参加者にとって想像しやすい恐怖体験をプレゼンで話すことで、聞き手を引き込むことができます。

例えば、「高速道路で事故を起こし、自分は軽いけがですみましたが車は大破しました」といった話です。このとき、自動車保険などのセミナー内容に沿った商品を扱っている場合、聞き手は真剣に話を聞いてくれるようになるはずです。

失敗:失敗談

世の中の成功者は、数多くの失敗を繰り返して成功を手にしています。そして、そのときの失敗談をプレゼンで語ることで、聴衆に親しみを抱いてもらうことができます。

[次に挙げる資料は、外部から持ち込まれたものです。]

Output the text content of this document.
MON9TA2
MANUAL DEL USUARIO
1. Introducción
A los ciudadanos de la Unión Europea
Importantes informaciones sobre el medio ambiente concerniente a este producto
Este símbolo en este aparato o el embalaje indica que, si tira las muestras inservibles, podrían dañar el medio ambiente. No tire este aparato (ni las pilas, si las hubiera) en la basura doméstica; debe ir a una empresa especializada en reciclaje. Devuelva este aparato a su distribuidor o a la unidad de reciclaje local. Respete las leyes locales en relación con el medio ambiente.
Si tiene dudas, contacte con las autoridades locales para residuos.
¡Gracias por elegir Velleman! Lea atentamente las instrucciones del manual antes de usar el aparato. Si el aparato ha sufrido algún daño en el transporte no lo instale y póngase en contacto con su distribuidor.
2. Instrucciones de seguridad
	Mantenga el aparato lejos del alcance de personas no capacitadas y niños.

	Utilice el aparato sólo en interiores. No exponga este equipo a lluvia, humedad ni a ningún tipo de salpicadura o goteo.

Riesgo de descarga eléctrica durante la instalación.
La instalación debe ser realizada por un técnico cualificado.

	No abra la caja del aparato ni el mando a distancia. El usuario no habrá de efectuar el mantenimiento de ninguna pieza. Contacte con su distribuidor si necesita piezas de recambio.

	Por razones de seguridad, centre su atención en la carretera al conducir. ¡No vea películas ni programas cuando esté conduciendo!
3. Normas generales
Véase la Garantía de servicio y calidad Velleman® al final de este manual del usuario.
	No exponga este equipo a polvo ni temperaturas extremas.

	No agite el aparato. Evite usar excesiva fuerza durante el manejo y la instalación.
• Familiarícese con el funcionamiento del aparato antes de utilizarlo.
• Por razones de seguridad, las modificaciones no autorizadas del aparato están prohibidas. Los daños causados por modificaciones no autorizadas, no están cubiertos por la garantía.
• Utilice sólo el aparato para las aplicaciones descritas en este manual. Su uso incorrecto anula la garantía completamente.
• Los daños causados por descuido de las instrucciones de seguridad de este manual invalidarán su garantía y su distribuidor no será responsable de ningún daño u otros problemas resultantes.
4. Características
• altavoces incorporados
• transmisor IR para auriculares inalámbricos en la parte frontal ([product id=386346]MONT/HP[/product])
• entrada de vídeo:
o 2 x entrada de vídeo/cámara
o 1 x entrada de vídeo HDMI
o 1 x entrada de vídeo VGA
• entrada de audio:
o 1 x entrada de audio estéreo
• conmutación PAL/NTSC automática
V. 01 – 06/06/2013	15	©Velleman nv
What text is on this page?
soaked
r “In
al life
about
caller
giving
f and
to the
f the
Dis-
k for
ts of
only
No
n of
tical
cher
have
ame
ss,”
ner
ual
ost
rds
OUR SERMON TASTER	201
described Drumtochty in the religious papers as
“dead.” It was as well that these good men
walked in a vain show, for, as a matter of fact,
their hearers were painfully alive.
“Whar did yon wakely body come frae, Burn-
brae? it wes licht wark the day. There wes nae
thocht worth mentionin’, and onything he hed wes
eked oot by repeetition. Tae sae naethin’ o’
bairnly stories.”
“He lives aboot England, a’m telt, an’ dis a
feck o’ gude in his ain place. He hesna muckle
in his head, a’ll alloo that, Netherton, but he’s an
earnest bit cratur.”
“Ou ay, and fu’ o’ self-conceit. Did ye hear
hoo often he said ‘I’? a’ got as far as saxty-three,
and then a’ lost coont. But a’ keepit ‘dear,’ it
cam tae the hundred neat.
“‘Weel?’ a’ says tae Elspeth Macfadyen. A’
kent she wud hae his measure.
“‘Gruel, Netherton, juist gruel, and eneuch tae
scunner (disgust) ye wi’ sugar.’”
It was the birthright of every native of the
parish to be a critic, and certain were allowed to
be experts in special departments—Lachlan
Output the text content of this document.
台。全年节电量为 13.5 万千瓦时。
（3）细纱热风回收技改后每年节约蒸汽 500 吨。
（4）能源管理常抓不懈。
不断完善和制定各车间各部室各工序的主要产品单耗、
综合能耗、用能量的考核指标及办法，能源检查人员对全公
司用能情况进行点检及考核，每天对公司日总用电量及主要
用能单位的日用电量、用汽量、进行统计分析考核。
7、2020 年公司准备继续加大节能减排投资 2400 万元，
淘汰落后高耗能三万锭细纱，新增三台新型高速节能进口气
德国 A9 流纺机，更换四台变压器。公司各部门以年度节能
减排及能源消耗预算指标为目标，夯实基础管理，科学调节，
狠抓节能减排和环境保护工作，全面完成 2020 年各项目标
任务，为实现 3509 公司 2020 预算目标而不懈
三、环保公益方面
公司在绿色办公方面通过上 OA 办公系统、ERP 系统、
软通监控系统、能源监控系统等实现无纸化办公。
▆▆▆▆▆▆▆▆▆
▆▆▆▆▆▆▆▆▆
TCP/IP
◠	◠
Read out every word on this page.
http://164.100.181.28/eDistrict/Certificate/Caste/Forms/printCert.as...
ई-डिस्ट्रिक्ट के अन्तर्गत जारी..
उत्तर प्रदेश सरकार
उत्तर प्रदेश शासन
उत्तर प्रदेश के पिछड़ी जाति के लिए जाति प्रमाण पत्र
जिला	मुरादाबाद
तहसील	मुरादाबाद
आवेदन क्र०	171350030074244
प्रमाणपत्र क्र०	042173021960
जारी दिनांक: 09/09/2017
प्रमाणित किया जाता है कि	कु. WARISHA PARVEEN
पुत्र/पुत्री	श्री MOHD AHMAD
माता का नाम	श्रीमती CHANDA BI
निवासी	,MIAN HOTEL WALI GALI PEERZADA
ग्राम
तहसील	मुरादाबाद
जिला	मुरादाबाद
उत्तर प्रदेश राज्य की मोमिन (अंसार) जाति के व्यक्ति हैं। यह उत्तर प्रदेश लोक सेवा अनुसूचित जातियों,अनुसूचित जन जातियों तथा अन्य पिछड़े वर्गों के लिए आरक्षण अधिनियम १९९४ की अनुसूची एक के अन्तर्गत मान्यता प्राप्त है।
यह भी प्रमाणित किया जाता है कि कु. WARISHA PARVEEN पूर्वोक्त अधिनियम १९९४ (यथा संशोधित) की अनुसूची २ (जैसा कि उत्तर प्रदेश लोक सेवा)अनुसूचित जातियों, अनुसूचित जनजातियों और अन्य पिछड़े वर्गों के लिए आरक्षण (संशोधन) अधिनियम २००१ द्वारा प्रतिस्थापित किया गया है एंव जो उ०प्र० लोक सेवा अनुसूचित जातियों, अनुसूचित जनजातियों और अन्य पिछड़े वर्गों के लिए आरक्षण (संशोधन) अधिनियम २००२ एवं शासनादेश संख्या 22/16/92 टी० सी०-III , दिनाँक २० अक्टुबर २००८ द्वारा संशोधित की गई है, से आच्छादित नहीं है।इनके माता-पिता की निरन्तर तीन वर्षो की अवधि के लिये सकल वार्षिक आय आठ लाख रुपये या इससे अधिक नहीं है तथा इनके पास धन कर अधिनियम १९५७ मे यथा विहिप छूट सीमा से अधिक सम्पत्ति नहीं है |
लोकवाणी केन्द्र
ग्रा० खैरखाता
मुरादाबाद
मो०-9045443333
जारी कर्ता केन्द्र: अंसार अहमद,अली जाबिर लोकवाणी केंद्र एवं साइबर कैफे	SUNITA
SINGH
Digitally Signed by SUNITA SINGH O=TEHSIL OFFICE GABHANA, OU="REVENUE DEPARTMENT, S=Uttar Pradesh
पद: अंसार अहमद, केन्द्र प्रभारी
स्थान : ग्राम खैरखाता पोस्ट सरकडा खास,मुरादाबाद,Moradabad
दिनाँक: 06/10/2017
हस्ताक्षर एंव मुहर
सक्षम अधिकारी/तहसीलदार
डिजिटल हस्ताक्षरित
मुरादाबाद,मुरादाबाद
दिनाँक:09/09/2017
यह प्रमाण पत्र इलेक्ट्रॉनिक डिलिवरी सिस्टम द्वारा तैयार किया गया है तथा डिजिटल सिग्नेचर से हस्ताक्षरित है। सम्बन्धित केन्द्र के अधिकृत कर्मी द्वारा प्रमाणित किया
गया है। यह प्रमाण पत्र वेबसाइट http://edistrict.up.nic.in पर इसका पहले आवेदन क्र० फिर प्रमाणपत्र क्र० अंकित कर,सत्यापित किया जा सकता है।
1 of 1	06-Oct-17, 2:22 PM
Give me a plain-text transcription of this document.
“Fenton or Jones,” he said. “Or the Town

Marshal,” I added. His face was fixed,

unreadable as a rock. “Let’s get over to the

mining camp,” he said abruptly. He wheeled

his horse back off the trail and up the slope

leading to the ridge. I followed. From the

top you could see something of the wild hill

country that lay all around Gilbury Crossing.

例えば、「飲食店を開いたら、1ヵ月と持たずに店をたたむことになってしまいました」「株式投資に挑戦したら、1週間で200万円以上の赤字を出してしまいました」といった失敗談を話しておきます。そうして、「そこからいかにして成功したか」を詳しく語ることで、参加者は「自分にもできるのでは?」と感じてくれるようになります。

不満:何に嫌悪感を抱いているか

発表者自身が不満に思っていることをプレゼンで話すことで、それと同じ気持ちの聴衆から、共感を得ることができます。

例えば、「部下に面倒なことをすべて押し付けておきながら、失敗した部下を頭ごなしにこき下ろすような上司は許せない」といった話をすれば、過去に同じような経験をしている参加者が親近感を抱いてくれるようになります。

このように、5つの元ネタのうちのどれかを使ってストーリーを作成してセミナーに活用することで、発表者は聴衆との距離を縮めることができます。その結果、多くの聞き手の共感を得られるプレゼンに仕上げることができます。